Insert sort: insert sort directly. Insert sort directly.

Insert sort: insert sort directly, insert sort directly

1. Sort directly inserted

1. Thoughts

Direct sorting can be divided into two parts: ordered and unordered.

From this figure, we can see the idea of directly inserting sorting.

Compare the first part of the unordered part with the ordered part.

Compare the data from the back of the ordered part, and then constantly move the data position of the ordered part.

Static void InsertSort (List <int> list ){
// Starts from the second number and loops for n-1 times for (int I = 1; I <list. Count; I ++ ){
// Take out the number of items to be sorted so that int temp = list [I] can be moved back.
// J is the final subscript of the Maximum/minimum number int j = I; while (j> = 1 & temp <list [j-1]) {
// Move the data that meets the condition one by one, and leave it blank to insert the move table list [j] = list [j-1]; j --;} list [j] = temp ;}}

 

2. Complexity

In the best case of direct insertion sorting, the time complexity is O (n), and in the worst case, the complexity is O (n2 );

For proof, see:

Insert sorting and Complexity Analysis

 

3. Direct insertion and sorting vs quick sorting

From the code above, direct insertion of sorting requires constant data movement. If a continuous integer is encountered, more data will be moved. can you improve the direct insertion of sorting for this problem?

Can I skip the comparison during the comparison?

 

Ii. Hill sorting

1. Thoughts

During the comparison, the incremental comparison method is introduced.

Step 1. Make incremental d = count/2, regard the number of every d as a group of unordered numbers, and then insert and sort the unordered numbers in this group.

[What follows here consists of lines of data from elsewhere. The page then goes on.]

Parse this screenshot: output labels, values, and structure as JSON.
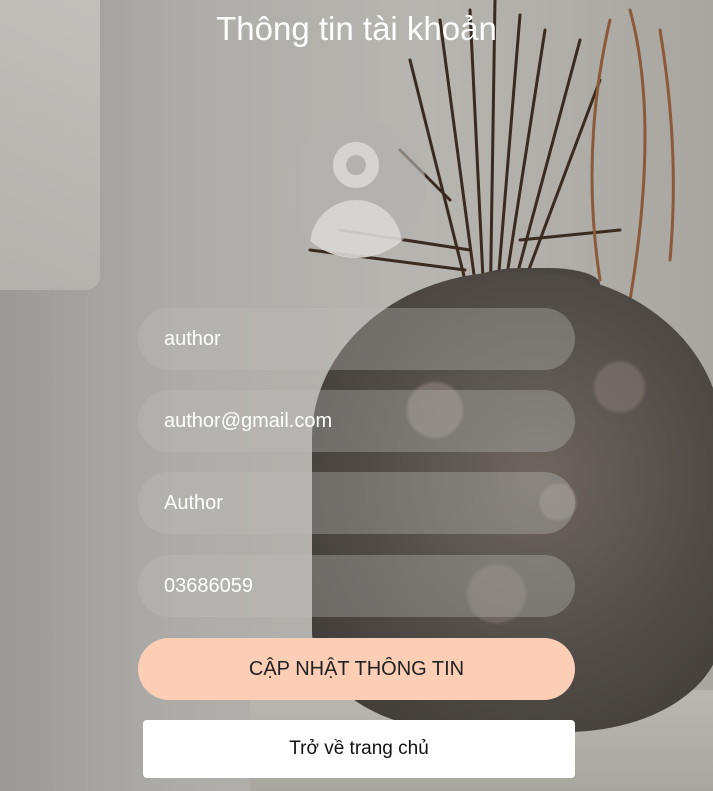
{
  "page": {
    "title": "Thông tin tài khoản"
  },
  "form": {
    "username": "author",
    "email": "author@gmail.com",
    "full_name": "Author",
    "phone": "03686059"
  },
  "actions": {
    "update_label": "CẬP NHẬT THÔNG TIN",
    "home_label": "Trở về trang chủ"
  },
  "colors": {
    "primary_button": "#fcceb5",
    "secondary_button": "#ffffff",
    "title_text": "#ffffff"
  },
  "icons": {
    "avatar": "user-avatar-icon"
  }
}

Step 2. Make incremental d = d/2 and perform the same operation as step 1 until d = 1

Code:

static void ShellSort(List<int> list){    int step = list.Count / 2;    while (step >= 1)    {        for (int i = step; i < list.Count; i++)        {            var temp = list[i];            int j = i;            while (j >= step && temp < list[j - step])            {                list[j] = list[j - step];                j -= step;            }            list[j] = temp;        }        step = step / 2;    }}

Hill sorting and direct insertion sorting. The code in the middle is basically the same. The difference is only the dimension. The dimension for direct insertion of sorting is fixed 1,

The dimensions of Hill's sorting are changed. From the code point of view, it is actually quite simple. Just change it by directly inserting the sorting.

 

2. Complexity

The time complexity of Hill's sorting is the same as the time complexity of directly inserting sorting. Can you believe it.

 

Iii. Direct insertion sorting vs Hill sorting

Now that hill sorting is directly inserted into the sort version of the sorting, who are more powerful? Will the change be worse?

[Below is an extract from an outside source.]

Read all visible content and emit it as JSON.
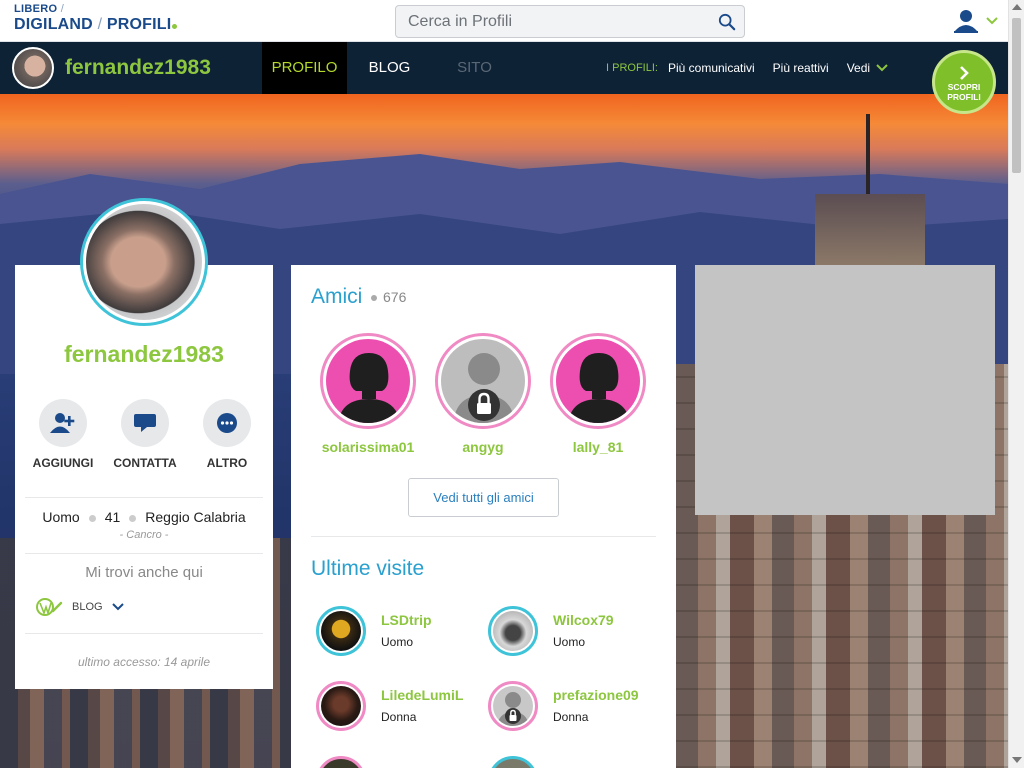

Static void Test () {// compare for (int I = 1; I <= 5; I ++) {List <int> list = new List <int> (); List <int> listA = new List <int> (); // insert 2 k random numbers to the array for (int j = 0; j <10000; j ++) {Thread. sleep (1); list. add (new Random (int) DateTime. now. ticks ). next (0, 100000);} listA. addRange (list); Console. writeLine ("\ n" + I + "Times comparison: {0 }... ", string. join (",", list. take (10); Stopwatch watch = new Stopwatch (); watch. start (); InsertSort (list); watch. stop (); Console. writeLine ("\ n direct insertion sorting time:" + watch. elapsedMilliseconds); Console. writeLine ("Top 10 output:" + string. join (",", list. take (10 ). toList (); watch. restart (); ShellSort (listA); watch. stop (); Console. writeLine ("\ n Hill sorting time-consuming:" + watch. elapsedMilliseconds); Console. writeLine ("Top 10 output:" + string. join (",", listA. take (10 ). toList ()));}}

From the result, the improvement effect of Hill's sorting is quite obvious, but Hill's sorting is not a stable sorting method. That is to say, it may still be slower than fast sorting.